Other important limitations include how vaccines work. There are already potential (and significant) benefits after the first dose. Most of the models of COVID-19 that I see currently do include a period of a few weeks from the first to the second dose, and a benefit after the first dose. The 'all-or-nothing' protection and apparent absence of the delay are odd in a current compartmental model. It could easily be remedied by creating more compartments, without having to switch to something as complex as an agent-based model.

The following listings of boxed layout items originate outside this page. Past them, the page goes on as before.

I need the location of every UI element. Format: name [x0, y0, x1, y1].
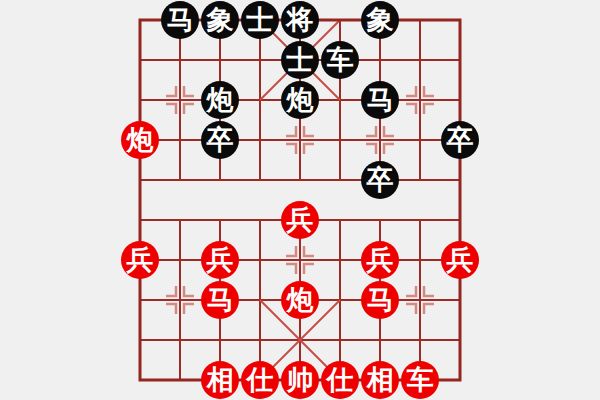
piece-red-chariot[interactable]: 车: [401, 361, 439, 399]
piece-black-advisor[interactable]: 士: [241, 1, 279, 39]
piece-red-advisor[interactable]: 仕: [241, 361, 279, 399]
piece-red-cannon[interactable]: 炮: [121, 121, 159, 159]
piece-red-horse[interactable]: 马: [201, 281, 239, 319]
piece-black-chariot[interactable]: 车: [321, 41, 359, 79]
xiangqi-board: 马象士将象士车炮炮马炮卒卒卒兵兵兵兵兵马炮马相仕帅仕相车: [0, 0, 600, 400]
piece-black-general[interactable]: 将: [281, 1, 319, 39]
piece-black-advisor[interactable]: 士: [281, 41, 319, 79]
piece-red-soldier[interactable]: 兵: [121, 241, 159, 279]
piece-black-cannon[interactable]: 炮: [201, 81, 239, 119]
piece-red-cannon[interactable]: 炮: [281, 281, 319, 319]
piece-red-horse[interactable]: 马: [361, 281, 399, 319]
piece-black-horse[interactable]: 马: [361, 81, 399, 119]
piece-red-elephant[interactable]: 相: [361, 361, 399, 399]
piece-black-horse[interactable]: 马: [161, 1, 199, 39]
piece-red-general[interactable]: 帅: [281, 361, 319, 399]
board-grid[interactable]: 马象士将象士车炮炮马炮卒卒卒兵兵兵兵兵马炮马相仕帅仕相车: [120, 0, 480, 400]
piece-red-soldier[interactable]: 兵: [281, 201, 319, 239]
piece-black-soldier[interactable]: 卒: [441, 121, 479, 159]
piece-black-cannon[interactable]: 炮: [281, 81, 319, 119]
piece-red-advisor[interactable]: 仕: [321, 361, 359, 399]
piece-red-soldier[interactable]: 兵: [201, 241, 239, 279]
piece-black-soldier[interactable]: 卒: [361, 161, 399, 199]
piece-red-soldier[interactable]: 兵: [441, 241, 479, 279]
piece-black-elephant[interactable]: 象: [361, 1, 399, 39]
piece-black-elephant[interactable]: 象: [201, 1, 239, 39]
piece-red-soldier[interactable]: 兵: [361, 241, 399, 279]
piece-red-elephant[interactable]: 相: [201, 361, 239, 399]
piece-black-soldier[interactable]: 卒: [201, 121, 239, 159]
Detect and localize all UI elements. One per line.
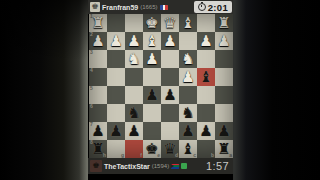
bottom-player-bar: ♚ TheTactixStar (1594) 1:57 (88, 158, 233, 174)
bottom-player-name[interactable]: TheTactixStar (104, 163, 150, 170)
top-player-rating: (1665) (140, 4, 157, 10)
black-knight: ♞ (179, 104, 197, 122)
rank-label-7: 7 (90, 122, 93, 127)
square-b5[interactable] (197, 86, 215, 104)
square-a3[interactable] (215, 50, 233, 68)
rank-label-4: 4 (90, 68, 93, 73)
square-d8[interactable]: d♛ (161, 140, 179, 158)
green-badge-icon (181, 163, 187, 169)
rank-label-2: 2 (90, 32, 93, 37)
square-c5[interactable] (179, 86, 197, 104)
square-f3[interactable]: ♞ (125, 50, 143, 68)
square-b4[interactable]: ♝ (197, 68, 215, 86)
square-c2[interactable] (179, 32, 197, 50)
rank-label-8: 8 (90, 140, 93, 145)
square-b6[interactable] (197, 104, 215, 122)
top-player-bar: ♚ Franfran59 (1665) 2:01 (88, 0, 233, 14)
square-e4[interactable] (143, 68, 161, 86)
rank-label-6: 6 (90, 104, 93, 109)
square-f2[interactable]: ♟ (125, 32, 143, 50)
square-b1[interactable] (197, 14, 215, 32)
square-h7[interactable]: 7♟ (89, 122, 107, 140)
france-flag-icon (160, 5, 168, 10)
white-queen: ♛ (161, 14, 179, 32)
top-player-name[interactable]: Franfran59 (102, 4, 138, 11)
square-a7[interactable]: ♟ (215, 122, 233, 140)
letterbox-right (233, 0, 320, 180)
white-bishop: ♝ (143, 32, 161, 50)
square-h3[interactable]: 3 (89, 50, 107, 68)
square-g6[interactable] (107, 104, 125, 122)
square-a6[interactable] (215, 104, 233, 122)
black-pawn: ♟ (161, 86, 179, 104)
square-b8[interactable]: b (197, 140, 215, 158)
white-pawn: ♟ (179, 68, 197, 86)
square-c6[interactable]: ♞ (179, 104, 197, 122)
white-pawn: ♟ (215, 32, 233, 50)
square-g5[interactable] (107, 86, 125, 104)
black-pawn: ♟ (125, 122, 143, 140)
white-rook: ♜ (215, 14, 233, 32)
white-pawn: ♟ (107, 32, 125, 50)
square-f6[interactable]: ♞ (125, 104, 143, 122)
white-pawn: ♟ (143, 50, 161, 68)
square-e8[interactable]: e♚ (143, 140, 161, 158)
square-d2[interactable]: ♟ (161, 32, 179, 50)
square-h8[interactable]: 8h♜ (89, 140, 107, 158)
square-f5[interactable] (125, 86, 143, 104)
screenshot-frame: ♚ Franfran59 (1665) 2:01 1♜♚♛♝♜2♟♟♟♝♟♟♟3… (0, 0, 320, 180)
letterbox-left (0, 0, 88, 180)
rank-label-3: 3 (90, 50, 93, 55)
black-pawn: ♟ (215, 122, 233, 140)
rank-label-1: 1 (90, 14, 93, 19)
square-e1[interactable]: ♚ (143, 14, 161, 32)
square-h1[interactable]: 1♜ (89, 14, 107, 32)
square-e2[interactable]: ♝ (143, 32, 161, 50)
top-player-avatar[interactable]: ♚ (90, 2, 100, 12)
square-c1[interactable]: ♝ (179, 14, 197, 32)
black-pawn: ♟ (197, 122, 215, 140)
square-a1[interactable]: ♜ (215, 14, 233, 32)
bottom-player-rating: (1594) (152, 163, 169, 169)
square-a2[interactable]: ♟ (215, 32, 233, 50)
square-h2[interactable]: 2♟ (89, 32, 107, 50)
square-f7[interactable]: ♟ (125, 122, 143, 140)
square-e6[interactable] (143, 104, 161, 122)
white-king: ♚ (143, 14, 161, 32)
bottom-black-strip (88, 174, 233, 180)
white-pawn: ♟ (161, 32, 179, 50)
square-c4[interactable]: ♟ (179, 68, 197, 86)
square-f1[interactable] (125, 14, 143, 32)
black-pawn: ♟ (179, 122, 197, 140)
white-bishop: ♝ (179, 14, 197, 32)
square-d3[interactable] (161, 50, 179, 68)
square-c8[interactable]: c♝ (179, 140, 197, 158)
white-knight: ♞ (125, 50, 143, 68)
square-g4[interactable] (107, 68, 125, 86)
square-g3[interactable] (107, 50, 125, 68)
square-b2[interactable]: ♟ (197, 32, 215, 50)
square-h4[interactable]: 4 (89, 68, 107, 86)
square-b3[interactable] (197, 50, 215, 68)
black-knight: ♞ (125, 104, 143, 122)
square-d4[interactable] (161, 68, 179, 86)
square-c3[interactable]: ♞ (179, 50, 197, 68)
black-pawn: ♟ (107, 122, 125, 140)
square-e7[interactable] (143, 122, 161, 140)
square-h5[interactable]: 5 (89, 86, 107, 104)
square-d1[interactable]: ♛ (161, 14, 179, 32)
square-g1[interactable] (107, 14, 125, 32)
rank-label-5: 5 (90, 86, 93, 91)
white-pawn: ♟ (125, 32, 143, 50)
square-a8[interactable]: a♜ (215, 140, 233, 158)
square-f4[interactable] (125, 68, 143, 86)
square-a4[interactable] (215, 68, 233, 86)
square-e3[interactable]: ♟ (143, 50, 161, 68)
square-a5[interactable] (215, 86, 233, 104)
square-g2[interactable]: ♟ (107, 32, 125, 50)
bottom-player-clock: 1:57 (206, 160, 233, 172)
square-f8[interactable]: f (125, 140, 143, 158)
white-knight: ♞ (179, 50, 197, 68)
board: 1♜♚♛♝♜2♟♟♟♝♟♟♟3♞♟♞4♟♝5♟♟6♞♞7♟♟♟♟♟♟8h♜gfe… (89, 14, 233, 158)
square-e5[interactable]: ♟ (143, 86, 161, 104)
square-h6[interactable]: 6 (89, 104, 107, 122)
square-c7[interactable]: ♟ (179, 122, 197, 140)
black-pawn: ♟ (143, 86, 161, 104)
black-bishop: ♝ (197, 68, 215, 86)
south-africa-flag-icon (171, 164, 179, 169)
stopwatch-icon (198, 3, 206, 11)
top-player-clock: 2:01 (194, 1, 232, 13)
white-pawn: ♟ (197, 32, 215, 50)
square-g7[interactable]: ♟ (107, 122, 125, 140)
top-clock-time: 2:01 (208, 2, 228, 13)
square-d7[interactable] (161, 122, 179, 140)
square-d6[interactable] (161, 104, 179, 122)
bottom-player-avatar[interactable]: ♚ (90, 160, 102, 172)
square-d5[interactable]: ♟ (161, 86, 179, 104)
square-g8[interactable]: g (107, 140, 125, 158)
square-b7[interactable]: ♟ (197, 122, 215, 140)
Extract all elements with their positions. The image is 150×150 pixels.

Finally, the implementation of non-pharmaceutical interventions is heavily simplified. By lumping them together (plus the level of adherence), it should then be impossible to make any suggestion about specific interventions. For example, it would be difficult to look at the role of adherence separately from physical distancing or mask wearing. I thus find the discussion problematic, because it refers to "moderate level of physical distancing" and "adherence" by themselves. Even the conclusion that we should continue efforts "including masking, social/physical distancing, ventilation, and hang hygiene" can be misinterpreted by the readers: they may think that the model tells us that we need to continue doing all of the above, whereas results tell us that interventions lowering the contact rate (in general) are beneficial (which is obvious from an epidemiological standpoint). I do not disagree with the viewpoint that interventions are necessary during the vaccine rollout -- I merely emphasize that lumping all interventions together is a heavy simplification that should then severely limit how public health messages are constructed.